Teil 3 – Nebenbezüge → Abschnitt 1 – Zulagen

Titel: Bayerisches Besoldungsgesetz (BayBesG)
Normgeber: Bayern
Amtliche Abkürzung: BayBesG
Gliederungs-Nr.: 2032-1-1-F
Normtyp: Gesetz

(1) 1Wird einem Beamten oder einer Beamtin außer in den Fällen des Art. 54 eine befristete herausgehobene Funktion übertragen, kann eine Zulage zu den Grundbezügen gewährt werden. 2Satz 1 gilt entsprechend für die Übertragung einer herausgehobenen Funktion, die üblicherweise nur befristet wahrgenommen wird. 3Die Zulage kann bei ununterbrochener Wahrnehmung der Funktion bis zu einer Dauer von längstens fünf Jahren gezahlt werden.

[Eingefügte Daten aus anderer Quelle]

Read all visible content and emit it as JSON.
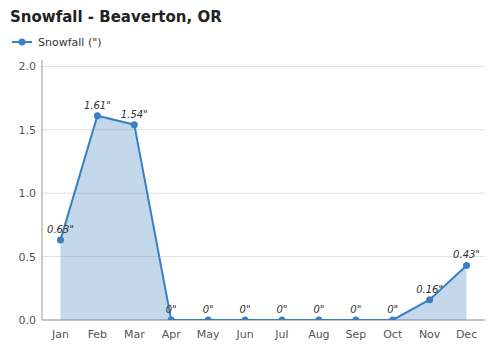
{
  "chart_data": {
    "type": "area",
    "title": "Snowfall - Beaverton, OR",
    "categories": [
      "Jan",
      "Feb",
      "Mar",
      "Apr",
      "May",
      "Jun",
      "Jul",
      "Aug",
      "Sep",
      "Oct",
      "Nov",
      "Dec"
    ],
    "series": [
      {
        "name": "Snowfall (\")",
        "color": "#3a7fc1",
        "values": [
          0.63,
          1.61,
          1.54,
          0.0,
          0.0,
          0.0,
          0.0,
          0.0,
          0.0,
          0.0,
          0.16,
          0.43
        ],
        "value_labels": [
          "0.63\"",
          "1.61\"",
          "1.54\"",
          "0\"",
          "0\"",
          "0\"",
          "0\"",
          "0\"",
          "0\"",
          "0\"",
          "0.16\"",
          "0.43\""
        ]
      }
    ],
    "ylim": [
      0.0,
      2.05
    ],
    "yticks": [
      {
        "value": 0.0,
        "label": "0.0"
      },
      0.5,
      {
        "value": 1.0,
        "label": "1.0"
      },
      1.5,
      {
        "value": 2.0,
        "label": "2.0"
      }
    ],
    "grid": true,
    "legend": "upper left",
    "data_labels": true,
    "marker": "circle"
  }
}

(2) 1Die Zulage wird bis zur Höhe des Unterschiedsbetrags zwischen dem Grundgehalt der Besoldungsgruppe des Beamten oder der Beamtin und dem Grundgehalt der Besoldungsgruppe, die der Wertigkeit der wahrgenommenen Funktion entspricht, höchstens jedoch der dritten folgenden Besoldungsgruppe, gewährt. 2Besteht zu den Grundgehältern des Satzes 1 ein Anspruch auf Zulagen nach Art. 33 und 34, sind diese zu berücksichtigen. 3Die Zulage vermindert sich bei jeder Beförderung um den jeweiligen Erhöhungsbetrag. 4Art. 52 findet keine Anwendung.

(3) Die Entscheidung über die Gewährung der Zulage trifft im Rahmen haushaltsrechtlicher Bestimmungen die oberste Dienstbehörde.